Eclipse chasers relish clear skies in Gilboa

GILBOA — Storms in Texas sent amateur photographer Robert Fidler on a last-minute trip to Gilboa in Putnam County.

“This is one of the few areas that’s supposed to get clear weather,” said Fidler, who traveled from San Diego, California, to witness his first total solar eclipse from Gilboa Quarry.

Fidler taped an astro-solar filter, a film that blocks most of the sun’s rays from damaging the camera lens, to his camera as he waited for the sky to darken.

Twenty minutes before the partial eclipse was to begin, Fidler glanced at the sky and wondered whether the clouds gathering above him would block his view after all.

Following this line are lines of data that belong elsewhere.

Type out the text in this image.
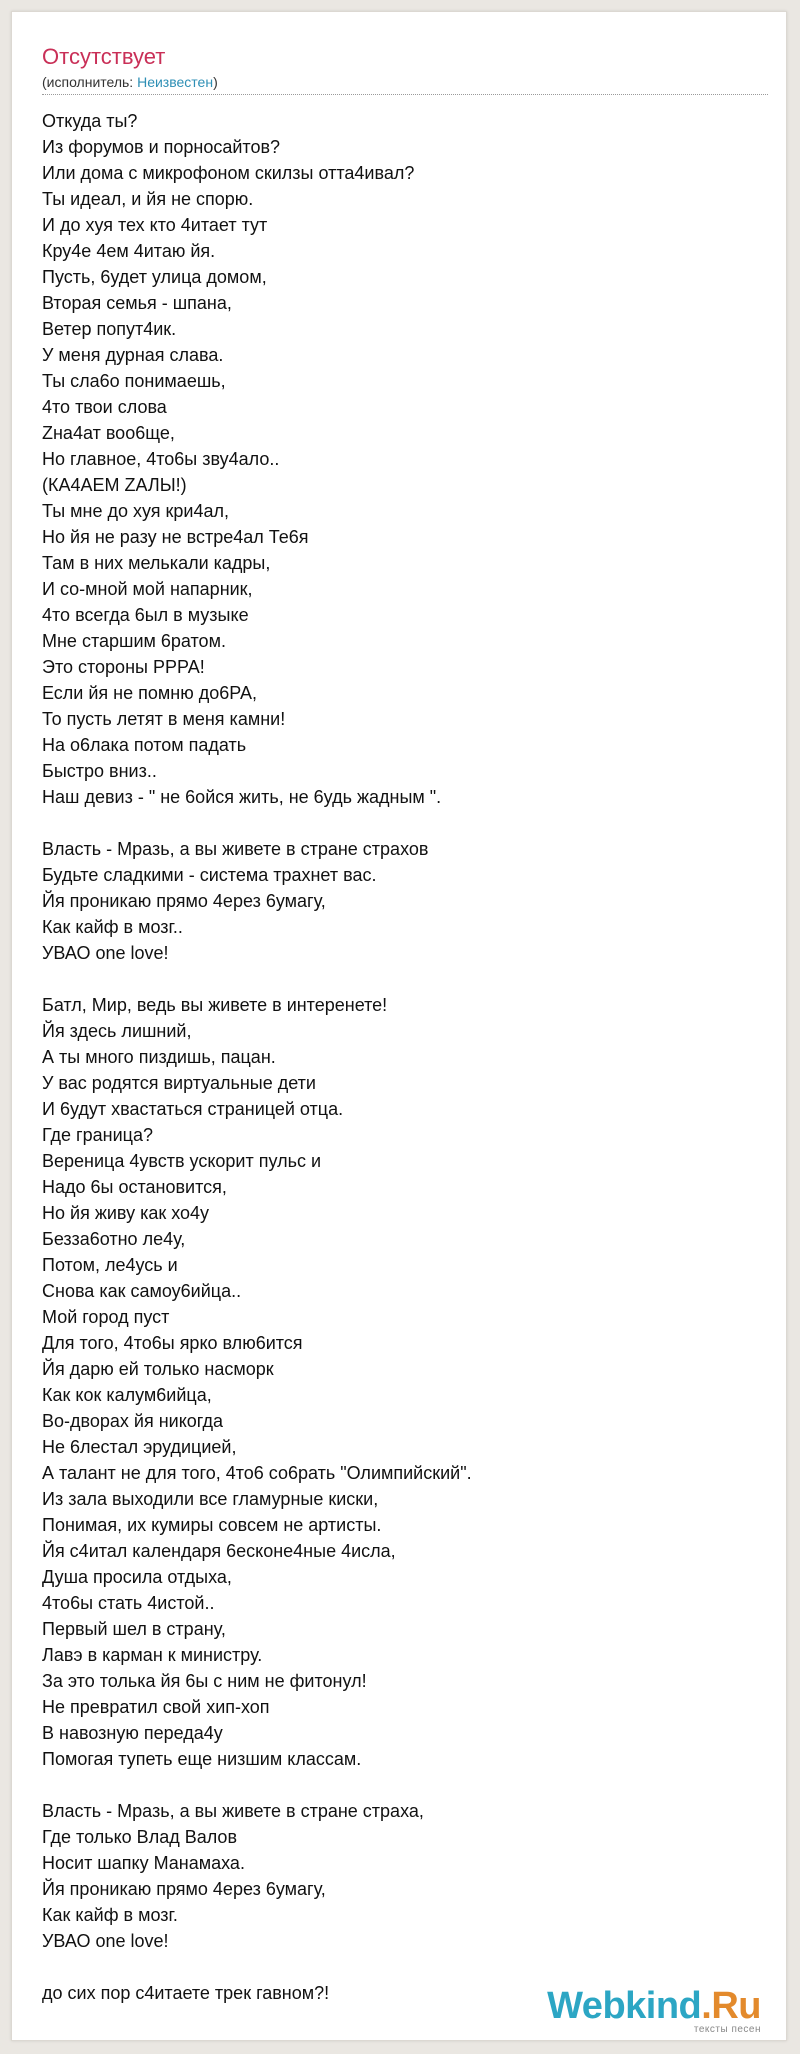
Отсутствует
(исполнитель: Неизвестен)
Откуда ты?
Из форумов и порносайтов?
Или дома с микрофоном скилзы отта4ивал?
Ты идеал, и йя не спорю.
И до хуя тех кто 4итает тут
Кру4е 4ем 4итаю йя.
Пусть, 6удет улица домом,
Вторая семья - шпана,
Ветер попут4ик.
У меня дурная слава.
Ты сла6о понимаешь,
4то твои слова
Zна4ат воо6ще,
Но главное, 4то6ы зву4ало..
(КА4АЕМ ZАЛЫ!)
Ты мне до хуя кри4ал,
Но йя не разу не встре4ал Те6я
Там в них мелькали кадры,
И со-мной мой напарник,
4то всегда 6ыл в музыке
Мне старшим 6ратом.
Это стороны РРРА!
Если йя не помню до6РА,
То пусть летят в меня камни!
На о6лака потом падать
Быстро вниз..
Наш девиз - " не 6ойся жить, не 6удь жадным ".
Власть - Мразь, а вы живете в стране страхов
Будьте сладкими - система трахнет вас.
Йя проникаю прямо 4ерез 6умагу,
Как кайф в мозг..
УВАО one love!
Батл, Мир, ведь вы живете в интеренете!
Йя здесь лишний,
А ты много пиздишь, пацан.
У вас родятся виртуальные дети
И 6удут хвастаться страницей отца.
Где граница?
Вереница 4увств ускорит пульс и
Надо 6ы остановится,
Но йя живу как хо4у
Безза6отно ле4у,
Потом, ле4усь и
Снова как самоу6ийца..
Мой город пуст
Для того, 4то6ы ярко влю6ится
Йя дарю ей только насморк
Как кок калум6ийца,
Во-дворах йя никогда
Не 6лестал эрудицией,
А талант не для того, 4то6 со6рать "Олимпийский".
Из зала выходили все гламурные киски,
Понимая, их кумиры совсем не артисты.
Йя с4итал календаря 6есконе4ные 4исла,
Душа просила отдыха,
4то6ы стать 4истой..
Первый шел в страну,
Лавэ в карман к министру.
За это толька йя 6ы с ним не фитонул!
Не превратил свой хип-хоп
В навозную переда4у
Помогая тупеть еще низшим классам.
Власть - Мразь, а вы живете в стране страха,
Где только Влад Валов
Носит шапку Манамаха.
Йя проникаю прямо 4ерез 6умагу,
Как кайф в мозг.
УВАО one love!
до сих пор с4итаете трек гавном?!	Webkind.Ru
тексты песен
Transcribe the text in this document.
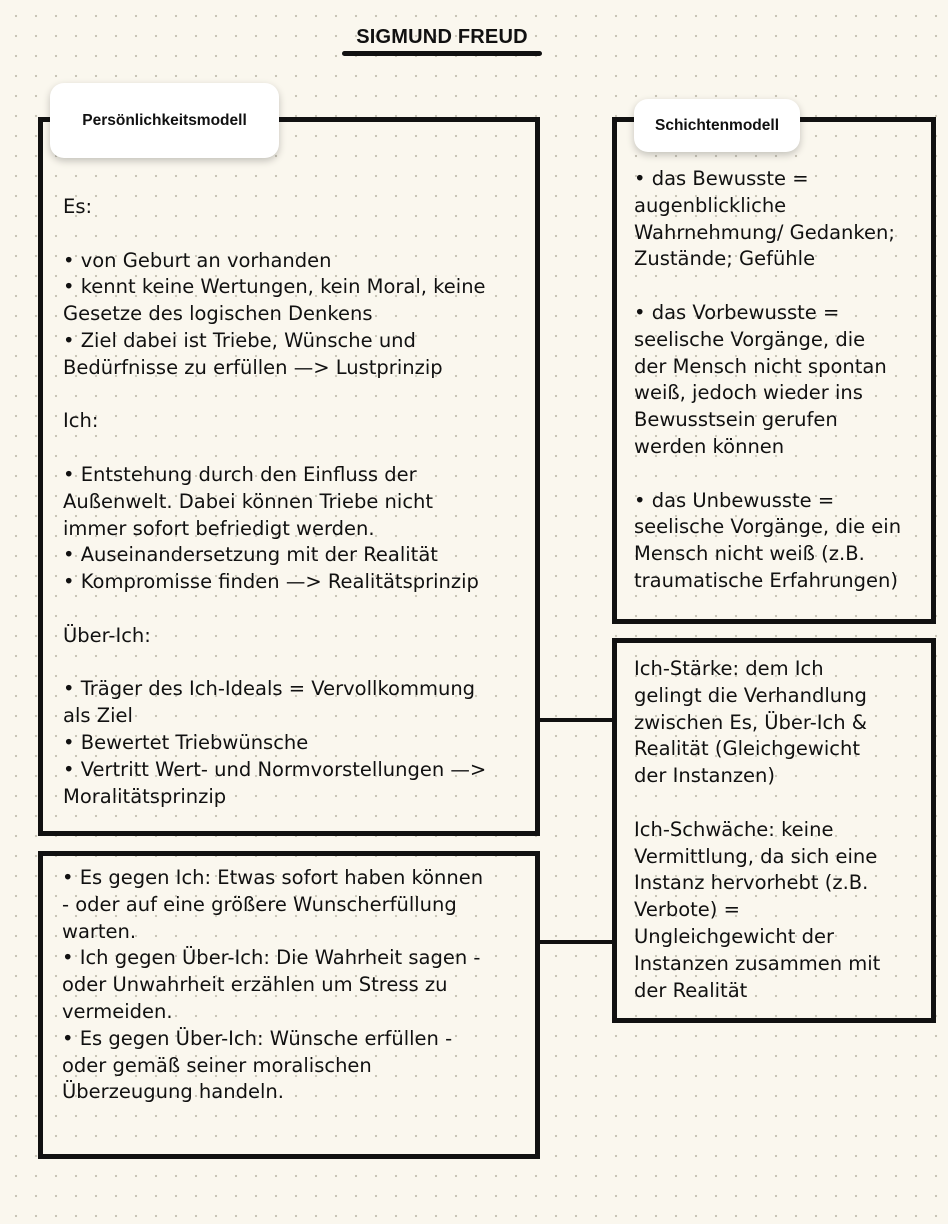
SIGMUND FREUD

Es:

• von Geburt an vorhanden
• kennt keine Wertungen, kein Moral, keine
Gesetze des logischen Denkens
• Ziel dabei ist Triebe, Wünsche und
Bedürfnisse zu erfüllen —> Lustprinzip

Ich:

• Entstehung durch den Einfluss der
Außenwelt. Dabei können Triebe nicht
immer sofort befriedigt werden.
• Auseinandersetzung mit der Realität
• Kompromisse finden —> Realitätsprinzip

Über-Ich:

• Träger des Ich-Ideals = Vervollkommung
als Ziel
• Bewertet Triebwünsche
• Vertritt Wert- und Normvorstellungen —>
Moralitätsprinzip

Persönlichkeitsmodell

• Es gegen Ich: Etwas sofort haben können
- oder auf eine größere Wunscherfüllung
warten.
• Ich gegen Über-Ich: Die Wahrheit sagen -
oder Unwahrheit erzählen um Stress zu
vermeiden.
• Es gegen Über-Ich: Wünsche erfüllen -
oder gemäß seiner moralischen
Überzeugung handeln.

• das Bewusste =
augenblickliche
Wahrnehmung/ Gedanken;
Zustände; Gefühle

• das Vorbewusste =
seelische Vorgänge, die
der Mensch nicht spontan
weiß, jedoch wieder ins
Bewusstsein gerufen
werden können

• das Unbewusste =
seelische Vorgänge, die ein
Mensch nicht weiß (z.B.
traumatische Erfahrungen)

Schichtenmodell

Ich-Stärke: dem Ich
gelingt die Verhandlung
zwischen Es, Über-Ich &
Realität (Gleichgewicht
der Instanzen)

Ich-Schwäche: keine
Vermittlung, da sich eine
Instanz hervorhebt (z.B.
Verbote) =
Ungleichgewicht der
Instanzen zusammen mit
der Realität
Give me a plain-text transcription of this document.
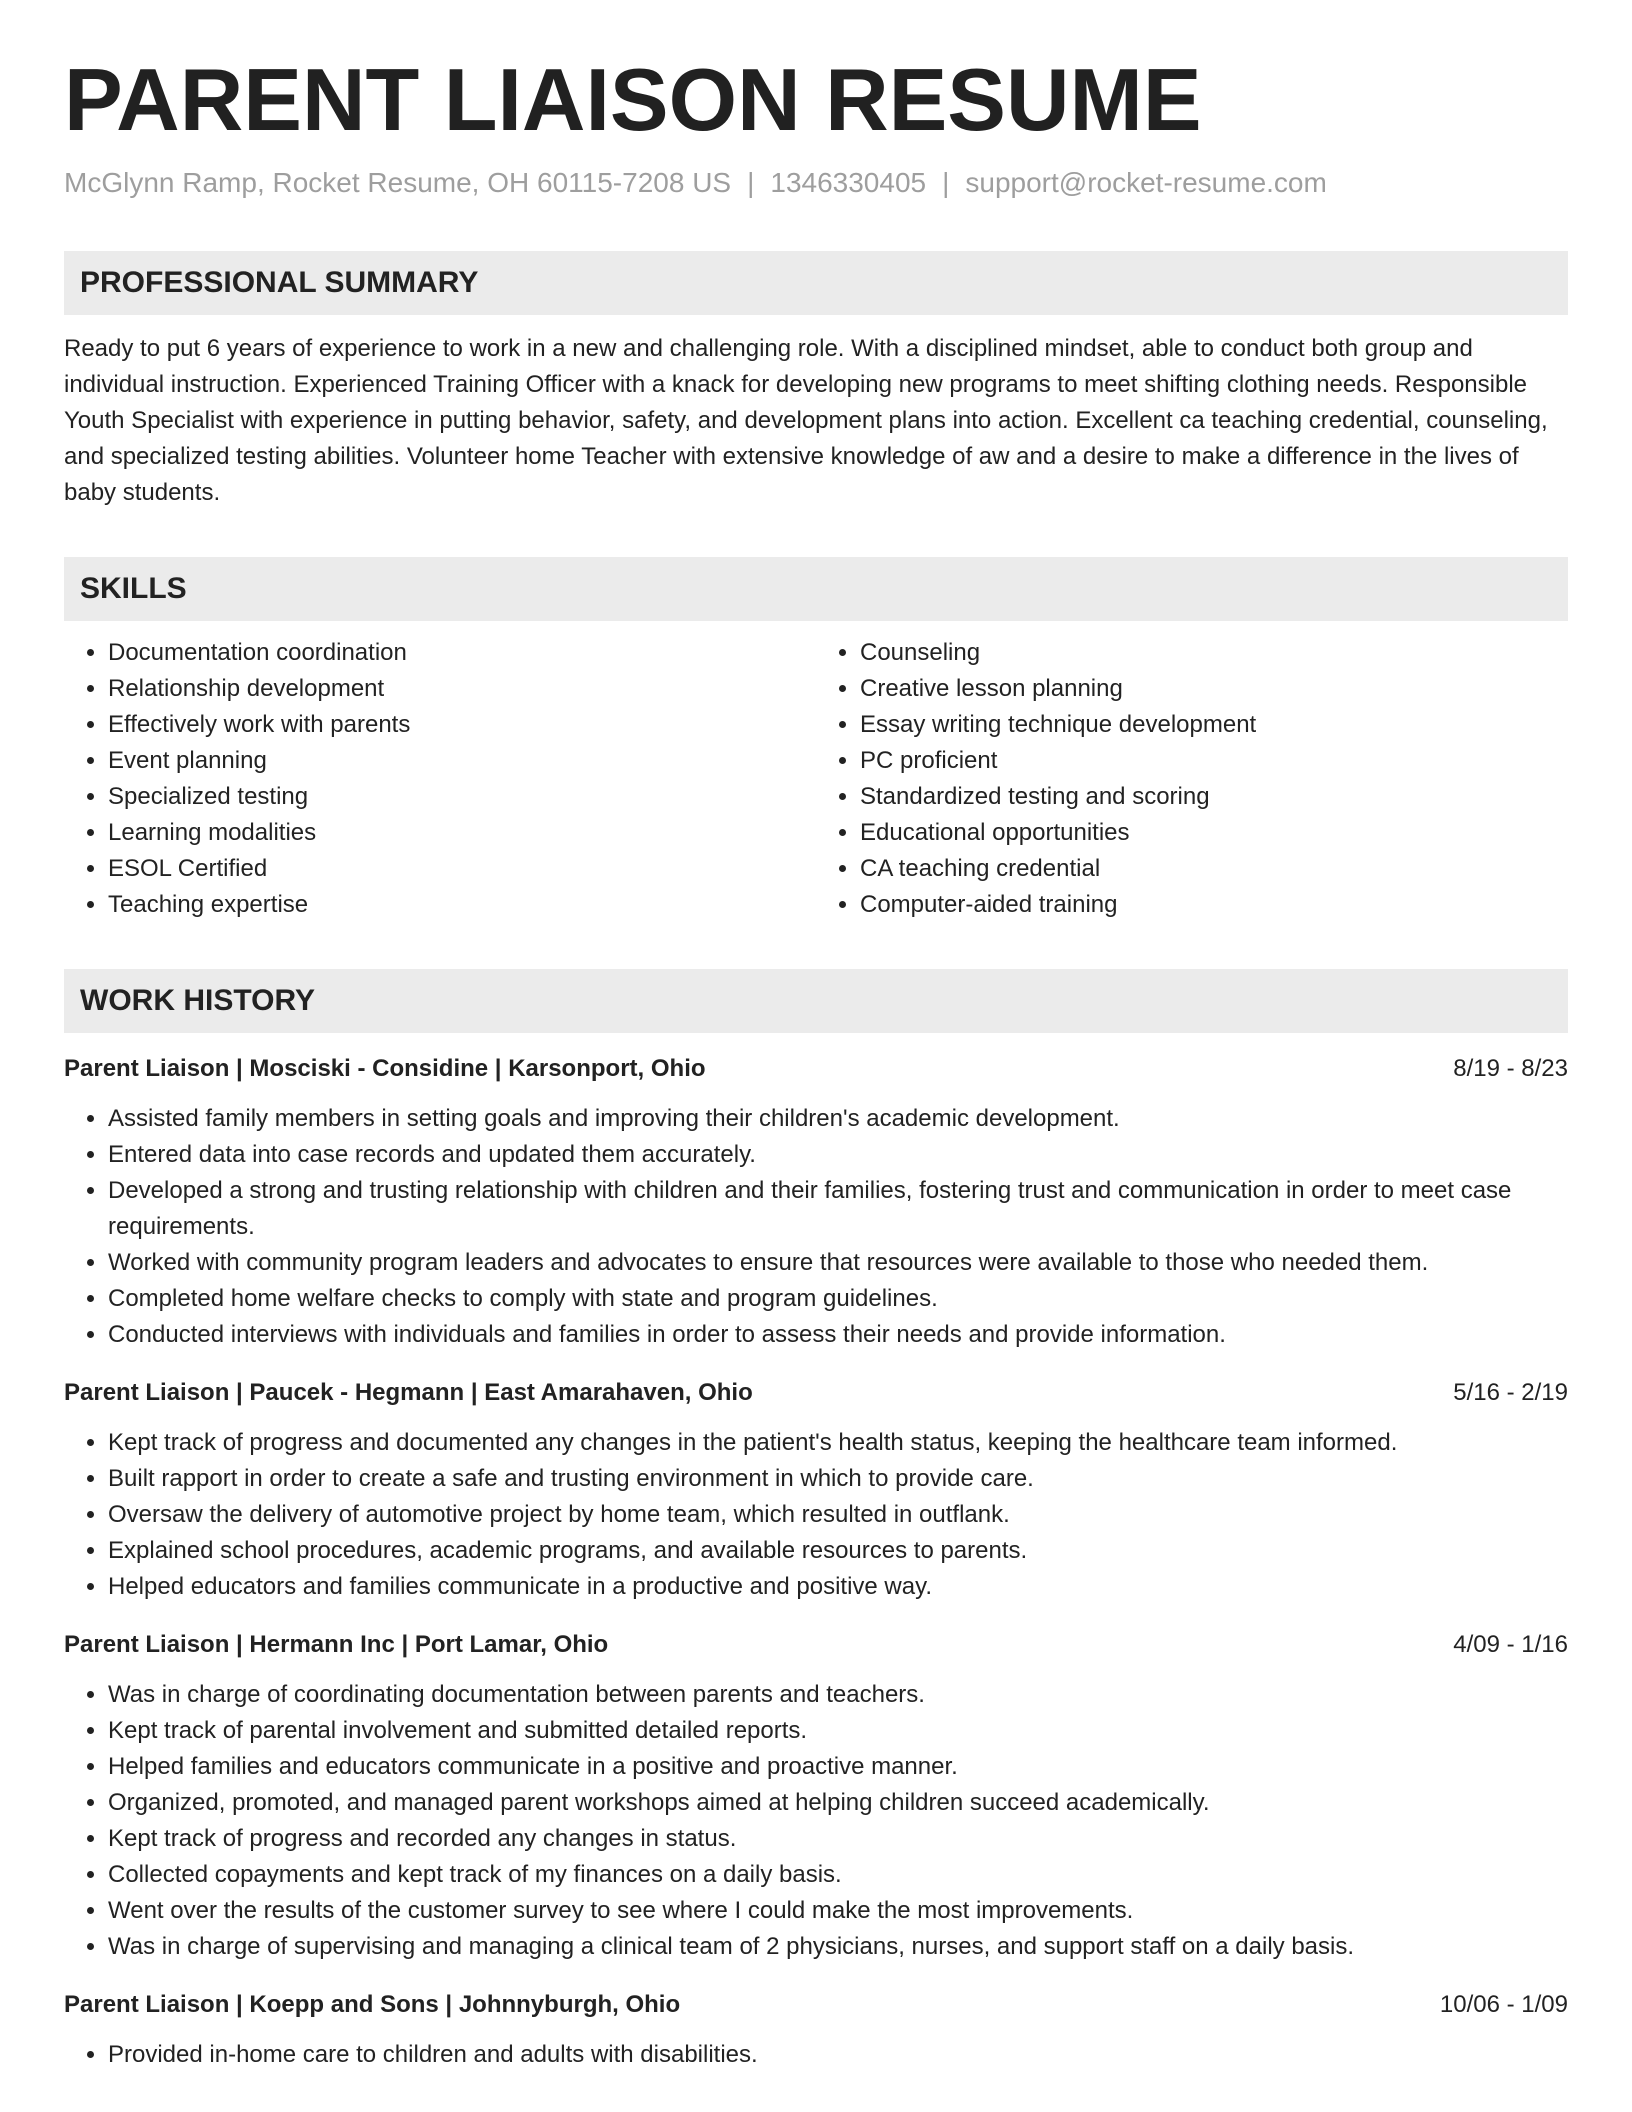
PARENT LIAISON RESUME
McGlynn Ramp, Rocket Resume, OH 60115-7208 US | 1346330405 | support@rocket-resume.com
PROFESSIONAL SUMMARY
Ready to put 6 years of experience to work in a new and challenging role. With a disciplined mindset, able to conduct both group and individual instruction. Experienced Training Officer with a knack for developing new programs to meet shifting clothing needs. Responsible Youth Specialist with experience in putting behavior, safety, and development plans into action. Excellent ca teaching credential, counseling, and specialized testing abilities. Volunteer home Teacher with extensive knowledge of aw and a desire to make a difference in the lives of baby students.
SKILLS
• Documentation coordination
• Relationship development
• Effectively work with parents
• Event planning
• Specialized testing
• Learning modalities
• ESOL Certified
• Teaching expertise
• Counseling
• Creative lesson planning
• Essay writing technique development
• PC proficient
• Standardized testing and scoring
• Educational opportunities
• CA teaching credential
• Computer-aided training
WORK HISTORY
Parent Liaison | Mosciski - Considine | Karsonport, Ohio	8/19 - 8/23
• Assisted family members in setting goals and improving their children's academic development.
• Entered data into case records and updated them accurately.
• Developed a strong and trusting relationship with children and their families, fostering trust and communication in order to meet case requirements.
• Worked with community program leaders and advocates to ensure that resources were available to those who needed them.
• Completed home welfare checks to comply with state and program guidelines.
• Conducted interviews with individuals and families in order to assess their needs and provide information.
Parent Liaison | Paucek - Hegmann | East Amarahaven, Ohio	5/16 - 2/19
• Kept track of progress and documented any changes in the patient's health status, keeping the healthcare team informed.
• Built rapport in order to create a safe and trusting environment in which to provide care.
• Oversaw the delivery of automotive project by home team, which resulted in outflank.
• Explained school procedures, academic programs, and available resources to parents.
• Helped educators and families communicate in a productive and positive way.
Parent Liaison | Hermann Inc | Port Lamar, Ohio	4/09 - 1/16
• Was in charge of coordinating documentation between parents and teachers.
• Kept track of parental involvement and submitted detailed reports.
• Helped families and educators communicate in a positive and proactive manner.
• Organized, promoted, and managed parent workshops aimed at helping children succeed academically.
• Kept track of progress and recorded any changes in status.
• Collected copayments and kept track of my finances on a daily basis.
• Went over the results of the customer survey to see where I could make the most improvements.
• Was in charge of supervising and managing a clinical team of 2 physicians, nurses, and support staff on a daily basis.
Parent Liaison | Koepp and Sons | Johnnyburgh, Ohio	10/06 - 1/09
• Provided in-home care to children and adults with disabilities.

“This is my first rodeo doing this,” Fidler said, “so things will probably go wrong. It’s just about being here. We’re just hoping, just glad there’s good weather somewhere.”

Fortunately, nature treated Findler and campers in Gilboa to a superior view of the eclipse, free from cloudy skies and storms that eclipse chasers encountered elsewhere.

Campers came from far and wide to Gilboa Quarry, where they could scuba dive and watch the eclipse with their families.

Brothers Steve and Frank French decided to make the 133-mile trip from the Detroit suburbs after listening to Frank’s daughter rave about the 2017 eclipse.

“(She) was just fascinated,” Frank French said.

His home in West Bloomfield, Michigan, experienced a partial eclipse, but the brothers wanted to take in the full three minutes and 51 seconds of darkness experienced by Gilboa, where they used to scuba dive.

“I might not be here for (the next eclipse),” Steve French said.

Fellow Michigander Ken Temple arrived at Gilboa Quarry on Sunday morning.

“If it wasn’t for this place, I don’t know that I would have come down here,” said Temple, who dives in Gilboa each summer.

Temple, whose home in Lansing experienced 90% totality, planned to set up an underwater camera so he could photograph the stages of the eclipse, while he watched from the surface.

“It’ll watch this turn from daylight to dark and back to light,” he said.